“Oh, yeth!” she beamed at him. “My Uncle Harry’th got a bulldog. Hith name ith Eli. He liketh me.”

“Well, see here! Do you know how they make their tails short? A man bites ’em off! A fellow told me——”

“Oh! Oh! Oh!” She shuddered off the hassock, and rushed to her mother, gasping with horror.

“He thayth—he thayth—” words failed her. Broken sobs of “Eli! Oh, Eli!” filled the parlor. He was dazed, terrified. What had happened? What had he done? He was shuffled disgracefully from the room; apologies rose above her sobbing; the door closed behind Dicky and his mother.

Waves of rebuke rolled over his troubled spirit.

“Of all dreadful things to say to a poor, nervous little girl! I am too mortified. Richard, how do you learn such dreadful, dreadful things? It’s not true.”
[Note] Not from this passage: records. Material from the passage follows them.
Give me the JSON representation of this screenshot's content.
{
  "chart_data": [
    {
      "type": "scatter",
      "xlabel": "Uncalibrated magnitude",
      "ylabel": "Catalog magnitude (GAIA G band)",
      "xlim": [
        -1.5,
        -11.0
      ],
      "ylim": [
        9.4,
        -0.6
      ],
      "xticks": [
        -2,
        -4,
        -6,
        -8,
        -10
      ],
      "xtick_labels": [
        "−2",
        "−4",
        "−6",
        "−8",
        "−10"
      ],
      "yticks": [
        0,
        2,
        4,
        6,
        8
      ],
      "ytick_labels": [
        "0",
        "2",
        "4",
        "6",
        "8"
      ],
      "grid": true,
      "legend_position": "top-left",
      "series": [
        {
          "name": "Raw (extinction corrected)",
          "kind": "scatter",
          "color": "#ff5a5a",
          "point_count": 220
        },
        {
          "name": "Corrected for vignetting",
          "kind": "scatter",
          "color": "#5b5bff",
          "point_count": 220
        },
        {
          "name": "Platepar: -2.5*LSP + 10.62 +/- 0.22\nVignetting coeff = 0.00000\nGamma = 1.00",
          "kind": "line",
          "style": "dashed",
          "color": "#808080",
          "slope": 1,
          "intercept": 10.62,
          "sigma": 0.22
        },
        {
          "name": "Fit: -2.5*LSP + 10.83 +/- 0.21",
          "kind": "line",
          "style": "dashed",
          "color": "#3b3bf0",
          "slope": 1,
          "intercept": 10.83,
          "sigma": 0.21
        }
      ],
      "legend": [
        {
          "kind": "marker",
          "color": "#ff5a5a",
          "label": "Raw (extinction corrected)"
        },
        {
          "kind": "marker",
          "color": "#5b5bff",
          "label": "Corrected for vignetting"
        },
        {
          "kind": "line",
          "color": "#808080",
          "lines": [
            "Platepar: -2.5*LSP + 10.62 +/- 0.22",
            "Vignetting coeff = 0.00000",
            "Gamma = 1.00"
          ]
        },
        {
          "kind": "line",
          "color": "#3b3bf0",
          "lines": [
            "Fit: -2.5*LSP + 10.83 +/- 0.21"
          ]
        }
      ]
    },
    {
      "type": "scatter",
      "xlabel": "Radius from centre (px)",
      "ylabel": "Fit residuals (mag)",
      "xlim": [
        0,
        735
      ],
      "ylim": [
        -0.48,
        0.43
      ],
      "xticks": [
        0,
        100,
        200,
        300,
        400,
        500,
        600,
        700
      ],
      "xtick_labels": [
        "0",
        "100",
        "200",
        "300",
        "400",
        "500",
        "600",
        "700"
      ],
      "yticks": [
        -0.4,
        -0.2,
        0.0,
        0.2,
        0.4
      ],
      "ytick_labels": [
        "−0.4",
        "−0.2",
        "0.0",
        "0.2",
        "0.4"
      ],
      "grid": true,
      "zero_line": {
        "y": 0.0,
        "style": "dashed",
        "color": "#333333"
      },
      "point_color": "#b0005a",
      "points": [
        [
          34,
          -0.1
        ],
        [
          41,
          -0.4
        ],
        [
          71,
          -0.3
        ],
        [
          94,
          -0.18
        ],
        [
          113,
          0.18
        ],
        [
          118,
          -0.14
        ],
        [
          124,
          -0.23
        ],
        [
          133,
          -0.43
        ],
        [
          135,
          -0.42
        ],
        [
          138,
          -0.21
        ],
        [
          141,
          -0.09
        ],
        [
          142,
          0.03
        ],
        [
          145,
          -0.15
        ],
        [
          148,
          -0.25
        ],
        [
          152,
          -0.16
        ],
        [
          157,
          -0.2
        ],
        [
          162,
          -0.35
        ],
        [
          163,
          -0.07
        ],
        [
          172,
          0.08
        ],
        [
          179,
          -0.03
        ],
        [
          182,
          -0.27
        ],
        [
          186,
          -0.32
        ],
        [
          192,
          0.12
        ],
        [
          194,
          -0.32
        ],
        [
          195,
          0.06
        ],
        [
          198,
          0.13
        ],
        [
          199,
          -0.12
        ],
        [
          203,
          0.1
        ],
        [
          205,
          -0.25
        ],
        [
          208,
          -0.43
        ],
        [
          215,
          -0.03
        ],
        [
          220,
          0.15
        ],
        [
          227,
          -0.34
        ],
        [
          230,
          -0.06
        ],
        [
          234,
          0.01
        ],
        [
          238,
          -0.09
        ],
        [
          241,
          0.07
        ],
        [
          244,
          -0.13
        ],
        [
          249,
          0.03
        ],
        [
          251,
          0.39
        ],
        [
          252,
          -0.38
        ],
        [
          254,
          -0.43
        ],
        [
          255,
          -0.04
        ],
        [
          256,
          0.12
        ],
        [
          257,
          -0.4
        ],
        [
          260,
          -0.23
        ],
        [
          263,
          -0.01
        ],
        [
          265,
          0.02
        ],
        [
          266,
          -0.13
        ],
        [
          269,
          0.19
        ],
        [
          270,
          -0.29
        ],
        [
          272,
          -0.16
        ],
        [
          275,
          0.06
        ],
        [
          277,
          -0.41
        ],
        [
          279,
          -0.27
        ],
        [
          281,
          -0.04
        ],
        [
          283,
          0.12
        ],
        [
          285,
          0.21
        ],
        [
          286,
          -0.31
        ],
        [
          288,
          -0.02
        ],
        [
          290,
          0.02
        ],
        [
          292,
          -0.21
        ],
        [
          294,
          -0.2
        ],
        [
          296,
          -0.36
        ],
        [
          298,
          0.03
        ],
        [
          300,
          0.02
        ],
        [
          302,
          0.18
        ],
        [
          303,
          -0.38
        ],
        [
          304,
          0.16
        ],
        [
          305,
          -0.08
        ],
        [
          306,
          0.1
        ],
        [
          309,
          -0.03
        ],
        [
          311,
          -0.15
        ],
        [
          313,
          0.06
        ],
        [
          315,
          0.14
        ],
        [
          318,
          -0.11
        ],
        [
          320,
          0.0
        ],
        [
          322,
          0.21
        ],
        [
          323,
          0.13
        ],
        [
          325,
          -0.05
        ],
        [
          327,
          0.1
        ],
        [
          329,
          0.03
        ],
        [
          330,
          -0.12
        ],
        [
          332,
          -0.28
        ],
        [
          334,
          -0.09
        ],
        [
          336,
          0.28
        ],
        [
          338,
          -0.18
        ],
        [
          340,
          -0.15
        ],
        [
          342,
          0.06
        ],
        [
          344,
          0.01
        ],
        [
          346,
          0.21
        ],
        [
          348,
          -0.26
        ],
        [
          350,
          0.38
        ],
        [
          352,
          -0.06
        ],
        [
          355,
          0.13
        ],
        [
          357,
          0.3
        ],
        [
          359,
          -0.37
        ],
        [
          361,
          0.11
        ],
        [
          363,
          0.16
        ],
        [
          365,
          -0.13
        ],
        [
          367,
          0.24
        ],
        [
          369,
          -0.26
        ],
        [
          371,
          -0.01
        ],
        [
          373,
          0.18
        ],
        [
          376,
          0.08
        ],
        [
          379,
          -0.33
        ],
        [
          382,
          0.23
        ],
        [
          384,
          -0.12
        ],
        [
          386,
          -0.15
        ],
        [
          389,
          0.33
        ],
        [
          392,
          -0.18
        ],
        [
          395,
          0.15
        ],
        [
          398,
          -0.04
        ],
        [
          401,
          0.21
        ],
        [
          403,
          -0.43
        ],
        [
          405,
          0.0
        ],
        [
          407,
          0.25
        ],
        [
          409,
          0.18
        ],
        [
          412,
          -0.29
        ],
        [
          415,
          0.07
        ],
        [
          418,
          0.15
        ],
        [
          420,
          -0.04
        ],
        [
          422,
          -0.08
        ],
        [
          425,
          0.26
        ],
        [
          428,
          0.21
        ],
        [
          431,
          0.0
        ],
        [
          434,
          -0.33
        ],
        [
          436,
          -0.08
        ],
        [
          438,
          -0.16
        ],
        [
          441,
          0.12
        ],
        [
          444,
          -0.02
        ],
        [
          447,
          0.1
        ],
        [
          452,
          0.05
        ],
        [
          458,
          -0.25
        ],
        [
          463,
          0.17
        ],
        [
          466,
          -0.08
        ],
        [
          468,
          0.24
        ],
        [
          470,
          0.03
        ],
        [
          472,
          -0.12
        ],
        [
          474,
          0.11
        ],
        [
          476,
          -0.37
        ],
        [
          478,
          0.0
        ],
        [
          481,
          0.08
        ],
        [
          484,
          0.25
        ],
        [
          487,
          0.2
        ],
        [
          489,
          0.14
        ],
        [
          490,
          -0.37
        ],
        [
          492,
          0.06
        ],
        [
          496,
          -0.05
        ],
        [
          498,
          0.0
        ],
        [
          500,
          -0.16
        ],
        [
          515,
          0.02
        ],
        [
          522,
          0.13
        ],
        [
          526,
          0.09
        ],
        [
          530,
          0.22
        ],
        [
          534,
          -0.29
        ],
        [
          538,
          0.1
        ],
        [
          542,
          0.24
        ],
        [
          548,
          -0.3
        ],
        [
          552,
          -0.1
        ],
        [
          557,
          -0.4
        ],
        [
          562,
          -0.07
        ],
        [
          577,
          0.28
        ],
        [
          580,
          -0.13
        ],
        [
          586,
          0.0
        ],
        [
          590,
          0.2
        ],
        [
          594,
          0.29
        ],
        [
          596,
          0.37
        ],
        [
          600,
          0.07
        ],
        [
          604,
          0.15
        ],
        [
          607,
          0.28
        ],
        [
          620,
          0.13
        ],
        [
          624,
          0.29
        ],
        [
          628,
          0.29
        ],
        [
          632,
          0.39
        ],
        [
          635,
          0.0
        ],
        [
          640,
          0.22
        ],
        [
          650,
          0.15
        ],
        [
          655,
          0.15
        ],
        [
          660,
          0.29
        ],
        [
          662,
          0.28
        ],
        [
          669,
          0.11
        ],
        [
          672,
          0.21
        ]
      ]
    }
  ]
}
“But, mamma, it is! It truly is. When they are little a man bites them off. Peter told me so. He puts his mouth right down——”

“Richard! Not another word! You are disgusting—perfectly disgusting. You trouble me very much.”

He retired to the clothes-tree in the side yard—there were no junipers there—and cursed his gods. To have made her cry! They thought he didn’t care, but oh, he did! He felt as if he had eaten a cold, gray stone that weighed down his stomach. The cat slunk by, but he threw nothing at her, and his neighbor’s St. Bernard puppy rolled inquiringly into the hedge, stuck there, and thrashed about helplessly, but he said nothing to frighten it. He thought of supper—they had spoken of cinnamon rolls and little yellow custards—but without the usual thrill. What was the matter? Was he going to be sick? There seemed no outlook to life—one thing was as good as another. He regarded going to bed with a dull acquiescence. As well that as anything else. It might be eight o’clock now for all he cared.

At night his mother came and sat for a moment on the side of the bed.